Indeed in the very first verse in the Bible the name for God is in the plural. We read, " In the beginning God [Elohim, plural] created [Sara, singular] the heaven and the earth." (Gen. 1:1). Does the Unitarian explain why the plural noun is followed by a singular verb, if it is not to convey the thought of plural unity—One in Three, and Three in One, ONE GOD?
There are two words in the Hebrew language which render the name of God in the plural: -
EL, singular; ELOHIM, plural, meaning Supremacy. ADON, singular; ADONAI, plural, meaning Lordship.
These two names for God in the plural are employed many hundreds of times throughout the Old Testament, and many more times than their corresponding words in the singular. Why are the eyes of Jews and Unitarians closed to the meaning of God's name being found so plentifully on the sacred page in the plural, sometimes followed by a singular verb, giving so unmistakably the thought of plural unity? Is it that " they willingly are ignorant " (2 Peter 3:5)?
The Prophet Isaiah employs Adonai, the second name for God in the plural, in a very striking way. It presents the fullest testimony found in the Old Testament to the truth of the Trinity of Divine Persons, yet ONE GOD. We read, " Come ye near unto Me, hear ye this: I have not spoken in secret from the beginning; from the time that it was, there AM I; and now the LORD [ Jehovah, singular] God [Adonai, plural], and His Spirit, hath sent Me." (Isa. 48:16). Here we have One presented to us as " from the beginning," a clear assertion of Deity, seeing that God alone has neither beginning nor end. Again, this One introduces Himself as the " I AM," the self-existent One, the Jehovah of the Old Testament, the One, who was, and is, and ever will be, THE ETERNAL. The plural here embraces Three Persons, yet one God—(1) The LORD God; (2) His Spirit; (3) The Sent One. It surely cannot be a chance coincidence that our Lord when here on earth spoke of Himself repeatedly as THE SENT ONE OF THE FATHER.
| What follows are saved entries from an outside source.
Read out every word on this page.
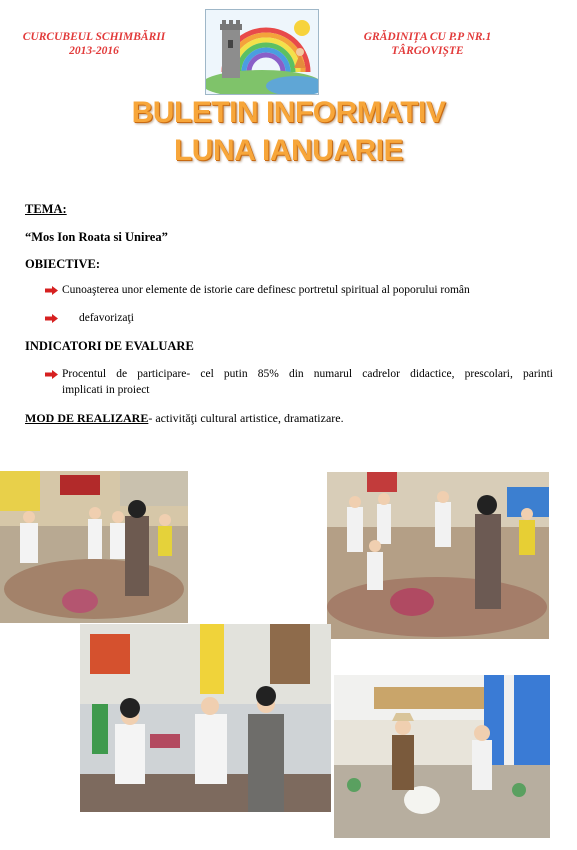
CURCUBEUL SCHIMBĂRII
2013-2016
GRĂDINIȚA CU P.P NR.1
TÂRGOVIȘTE
BULETIN INFORMATIV
LUNA IANUARIE
TEMA:
“Mos Ion Roata si Unirea”
OBIECTIVE:
Cunoaşterea unor elemente de istorie care definesc portretul spiritual al poporului român
defavorizaţi
INDICATORI DE EVALUARE
Procentul de participare- cel putin 85% din numarul cadrelor didactice, prescolari, parinti
implicati in proiect
MOD DE REALIZARE- activităţi cultural artistice, dramatizare.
No less than twenty-seven times as recorded in the Gospel of John, thrice within the compass of three verses (John 6:38-40), does the Lord refer to Himself as the Sent One of the Father. How intensely precious must this thought have been to Him, when the announcement of it was so often on His lips. What a testimony! Could prophecy and fulfillment more strikingly meet?
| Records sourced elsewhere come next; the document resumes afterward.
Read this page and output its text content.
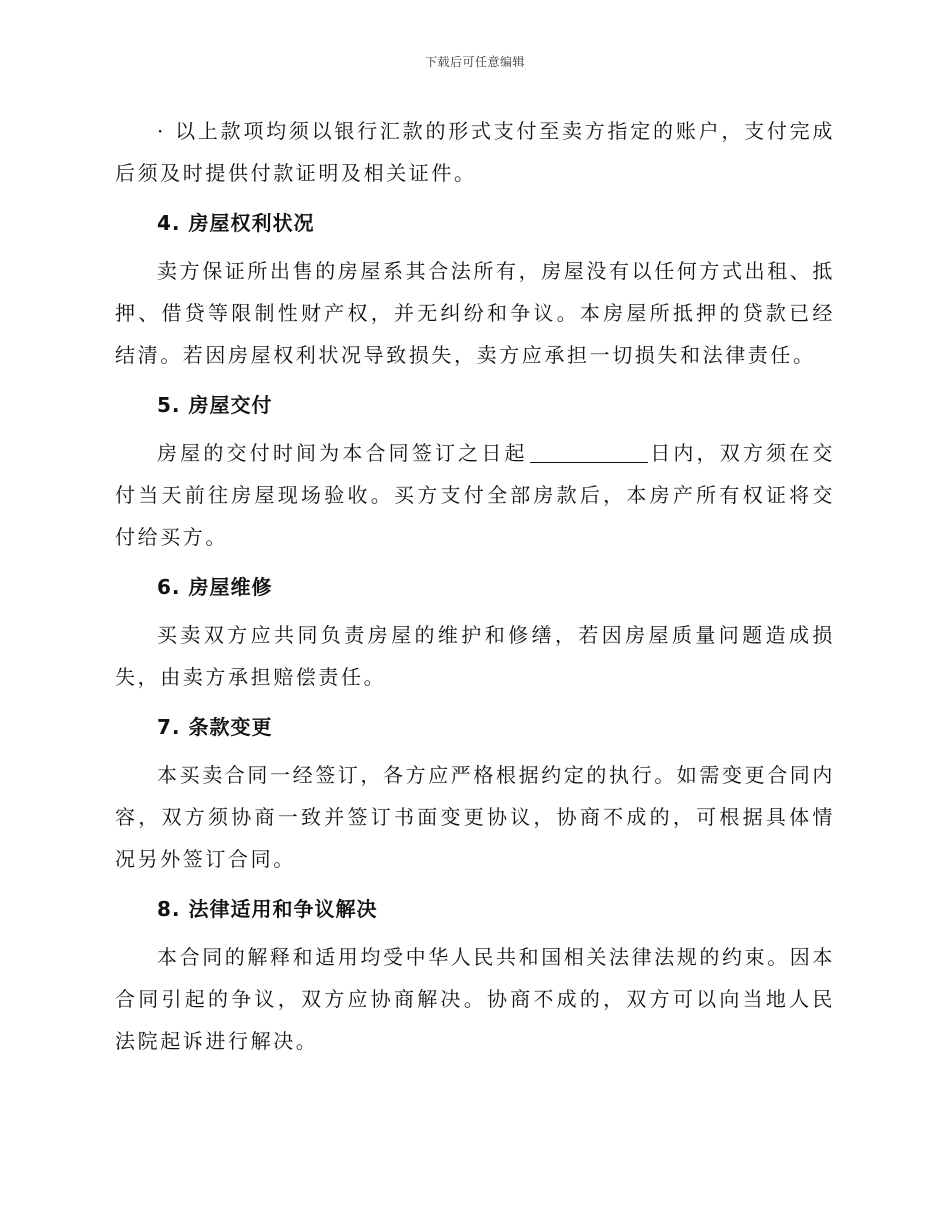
下载后可任意编辑

· 以上款项均须以银行汇款的形式支付至卖方指定的账户，支付完成后须及时提供付款证明及相关证件。

4. 房屋权利状况

卖方保证所出售的房屋系其合法所有，房屋没有以任何方式出租、抵押、借贷等限制性财产权，并无纠纷和争议。本房屋所抵押的贷款已经结清。若因房屋权利状况导致损失，卖方应承担一切损失和法律责任。

5. 房屋交付

房屋的交付时间为本合同签订之日起	日内，双方须在交付当天前往房屋现场验收。买方支付全部房款后，本房产所有权证将交付给买方。

6. 房屋维修

买卖双方应共同负责房屋的维护和修缮，若因房屋质量问题造成损失，由卖方承担赔偿责任。

7. 条款变更

本买卖合同一经签订，各方应严格根据约定的执行。如需变更合同内容，双方须协商一致并签订书面变更协议，协商不成的，可根据具体情况另外签订合同。

8. 法律适用和争议解决

本合同的解释和适用均受中华人民共和国相关法律法规的约束。因本合同引起的争议，双方应协商解决。协商不成的，双方可以向当地人民法院起诉进行解决。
When John the Baptist, forerunner of our Lord (Isa. 40: 3-5) was baptizing our Lord in the waters of the Jordan, he heard the voice of the Father from heaven, saying, " This is My beloved Son, in whom I am well pleased." (Matt. 3:17); and saw the Holy Spirit of God descending like a dove upon Him, the Sent One of the Father. Here we have a most beautiful presentation of the truth of the blessed Trinity—Father, Son and Holy Spirit, ONE GOD.
And why should the formula used in Christian baptism be in the Threefold name of the Father, and of the Son and of the Holy Ghost (Matt. 28:19)? If God the Father were alone God, would you expect Him to share His ineffable glory with any of His creatures? How understandable and harmonious, however, it is when there is presented to us the name of the Threefold God—Father, Son and Holy Ghost, Three in One, and One in Three, ONE GOD.
And why should the beautiful benediction link together the same three names. " The grace of the Lord Jesus Christ, and the love of God, and the communion of the Holy Ghost, be with you all, Amen." (2 Cor. 13:14)?
And why should the Apostle Peter link up the same three names when we read, " Elect according to the foreknowledge of God the Father, through sanctification of the Spirit, unto obedience and sprinkling of the blood of Jesus Christ " (1 Peter 1:2)? Is there not set before us the truth of the Holy Trinity? Blind must be the person, who fails to see this.